§ DICTIONARY · CONCEPT

Dark matter

Non-luminous, non-baryonic matter that outweighs ordinary atoms about five to one and binds galaxies and clusters together.

§ 01

Definition

Dark matter is a form of matter that interacts gravitationally but emits, absorbs, and reflects no detectable electromagnetic radiation. Its presence is inferred entirely from its gravity: the fast motions of galaxies in clusters (Fritz Zwicky, 1933), the flat rotation curves of spiral galaxies (Vera Rubin, 1970s), gravitational lensing maps, and the acoustic-peak structure of the cosmic microwave background all require several times more mass than the visible stars and gas supply.

The evidence indicates that dark matter is non-baryonic — not made of protons and neutrons — because big-bang nucleosynthesis and the CMB independently fix the baryon density far below the total matter density. It is also 'cold,' meaning it was moving slowly when cosmic structure formed, and very weakly interacting: it passes through ordinary matter and itself almost unimpeded, as dramatically demonstrated by the Bullet Cluster, where the dark mass sailed through a cluster collision while the ordinary gas was slowed and left behind.

What dark matter actually is remains unknown. Leading candidates include weakly interacting massive particles (WIMPs), axions, sterile neutrinos, and primordial black holes.

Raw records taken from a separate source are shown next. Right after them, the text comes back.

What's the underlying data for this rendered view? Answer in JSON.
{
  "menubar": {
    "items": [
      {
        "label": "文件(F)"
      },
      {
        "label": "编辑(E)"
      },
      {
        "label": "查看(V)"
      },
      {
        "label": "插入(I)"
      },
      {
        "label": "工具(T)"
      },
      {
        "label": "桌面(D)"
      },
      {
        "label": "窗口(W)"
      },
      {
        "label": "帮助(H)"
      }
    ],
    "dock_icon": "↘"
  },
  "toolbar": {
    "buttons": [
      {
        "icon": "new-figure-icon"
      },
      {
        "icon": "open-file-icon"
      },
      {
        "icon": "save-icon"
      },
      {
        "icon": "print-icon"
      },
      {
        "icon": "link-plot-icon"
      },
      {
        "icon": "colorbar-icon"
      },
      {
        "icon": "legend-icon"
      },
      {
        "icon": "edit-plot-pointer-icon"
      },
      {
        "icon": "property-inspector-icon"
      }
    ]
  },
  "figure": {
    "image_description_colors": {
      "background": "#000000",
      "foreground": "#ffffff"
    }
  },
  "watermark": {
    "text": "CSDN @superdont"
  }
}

Decades of direct-detection experiments in deep underground laboratories and searches at particle colliders have so far returned null results, excluding large regions of parameter space without identifying the particle. In the standard ΛCDM cosmology, dark matter makes up about 27% of the universe's total energy budget, roughly five times the ~5% in ordinary matter.

§ 02

History

Zwicky coined the term in 1933 from the Coma cluster's mass discrepancy; the idea was largely ignored until Rubin and Ford's flat rotation curves in the 1970s made it unavoidable. The non-baryonic nature was established through nucleosynthesis and CMB constraints in the following decades.